If building roads actually resulted in less traffic, then surely after sixty years of interstate highway construction we would all be cruising at highway speed.

You can’t build your way out of congestion. It’s like dealing with obesity by loosening your belt.

“An advanced city is not one where poor people drive cars,” Peñalosa says, “but where rich people take public transportation.”

Never underestimate the anger directed at bicyclists. They ride too fast, terrorizing pedestrians. They ride too slow, dangerously obstructing drivers. They don’t wear helmets or reflective bike gear, jeopardizing themselves. They look ridiculous riding around in those helmets and reflective bike gear, more like Mad Max marauders than human beings. They shouldn’t ride in streets, which are hostile, car-only zones. They shouldn’t have their own lanes because there aren’t enough of them to take away space from cars. Yet there are so many of them that they’re running down pedestrians and therefore shouldn’t ride on sidewalks.
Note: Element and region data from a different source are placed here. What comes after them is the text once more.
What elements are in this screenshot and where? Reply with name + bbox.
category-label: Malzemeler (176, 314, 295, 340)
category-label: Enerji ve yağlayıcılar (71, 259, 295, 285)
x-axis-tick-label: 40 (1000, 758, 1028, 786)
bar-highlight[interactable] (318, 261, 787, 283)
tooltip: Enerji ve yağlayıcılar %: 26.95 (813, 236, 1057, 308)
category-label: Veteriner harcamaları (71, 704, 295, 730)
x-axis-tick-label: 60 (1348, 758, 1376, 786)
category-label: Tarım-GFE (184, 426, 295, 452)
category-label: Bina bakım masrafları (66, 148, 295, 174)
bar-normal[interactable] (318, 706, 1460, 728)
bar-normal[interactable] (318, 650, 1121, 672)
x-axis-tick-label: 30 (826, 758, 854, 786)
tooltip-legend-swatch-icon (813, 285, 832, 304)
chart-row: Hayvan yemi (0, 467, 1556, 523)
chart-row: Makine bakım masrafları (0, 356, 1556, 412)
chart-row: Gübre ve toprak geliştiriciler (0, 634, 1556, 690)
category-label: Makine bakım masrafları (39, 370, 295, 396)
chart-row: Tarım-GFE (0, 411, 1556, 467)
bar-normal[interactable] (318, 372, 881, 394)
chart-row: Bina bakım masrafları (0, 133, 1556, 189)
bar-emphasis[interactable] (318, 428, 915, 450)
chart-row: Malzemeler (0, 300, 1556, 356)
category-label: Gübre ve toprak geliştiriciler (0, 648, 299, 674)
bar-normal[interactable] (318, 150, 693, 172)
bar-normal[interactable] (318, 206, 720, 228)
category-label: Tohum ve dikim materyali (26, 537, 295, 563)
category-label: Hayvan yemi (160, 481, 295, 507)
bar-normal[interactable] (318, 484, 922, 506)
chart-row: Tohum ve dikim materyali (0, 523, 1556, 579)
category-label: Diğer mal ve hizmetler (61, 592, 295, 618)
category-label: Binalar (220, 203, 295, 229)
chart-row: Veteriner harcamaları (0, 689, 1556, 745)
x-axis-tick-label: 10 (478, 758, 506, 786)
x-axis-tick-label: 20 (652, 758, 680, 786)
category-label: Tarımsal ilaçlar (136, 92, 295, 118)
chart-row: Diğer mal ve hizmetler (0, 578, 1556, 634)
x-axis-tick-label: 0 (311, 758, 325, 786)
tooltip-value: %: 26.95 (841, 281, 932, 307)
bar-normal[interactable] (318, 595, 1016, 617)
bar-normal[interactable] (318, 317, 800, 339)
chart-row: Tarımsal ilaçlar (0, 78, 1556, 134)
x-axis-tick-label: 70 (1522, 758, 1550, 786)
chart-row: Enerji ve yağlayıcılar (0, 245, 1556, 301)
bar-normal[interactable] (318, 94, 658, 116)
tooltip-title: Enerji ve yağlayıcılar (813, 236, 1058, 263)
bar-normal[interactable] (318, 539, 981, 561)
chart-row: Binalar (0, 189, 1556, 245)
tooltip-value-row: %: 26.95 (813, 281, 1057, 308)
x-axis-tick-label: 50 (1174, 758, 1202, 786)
If governments sincerely believe that their streets are so dangerous they must compel people who ride bikes to wear armor, they should instead immediately redesign their streets to make them safer so people don’t need that protection in the first place. 

Transforming a car-clogged street into inviting shared space doesn’t always require heavy machinery, complicated reconstruction, or millions of dollars. Planners can reorder a street without destroying a single building, double-decking a street, or building a streetcar, light rail system, or highway interchange. It can be accomplished quickly by using the basic materials that every city has access to—in New York City’s case more than six thousand miles of streets—and the basic stock that all city transportation agencies already have in their supply depots or available through existing contracts. Yes, I mean paint. 
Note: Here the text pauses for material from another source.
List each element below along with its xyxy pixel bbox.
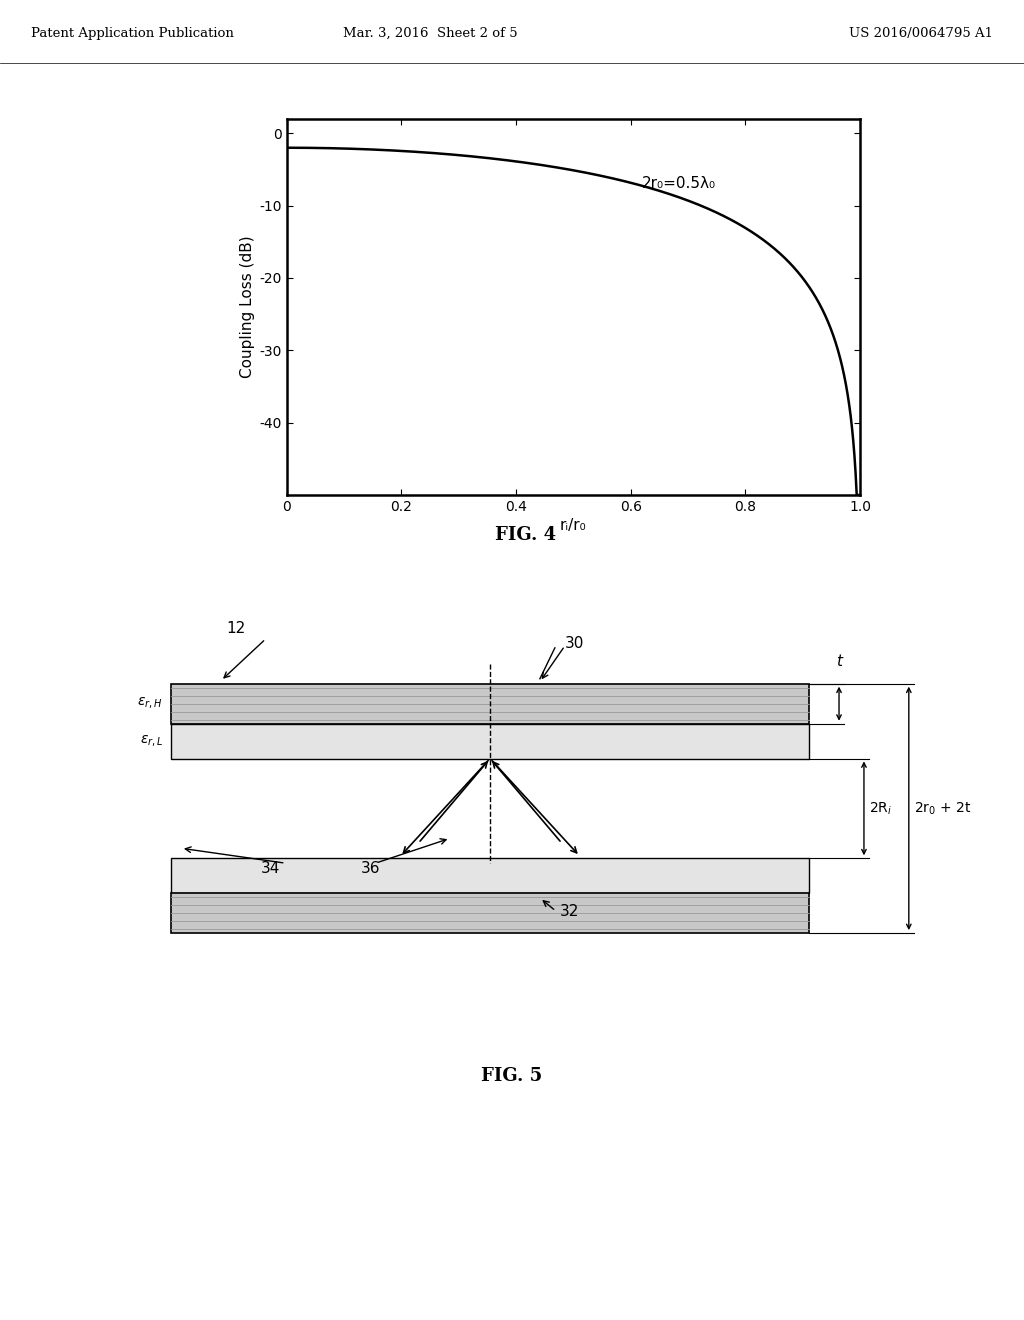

While spending money to build roads is seen as a public investment, critics characterize public transportation as a wasteful welfare subsidy. The pervasive myth that public transportation riders are subsidized and that people who drive pay the full cost of their trips has never been less true than it is today.

The way we look at the health of our bike lane network is how many women and children are using the lanes. Our goal was to create a safe and connected bike network.

If transportation were any other field, 33,000 annual deaths would be a national public health crisis and people would lose their jobs.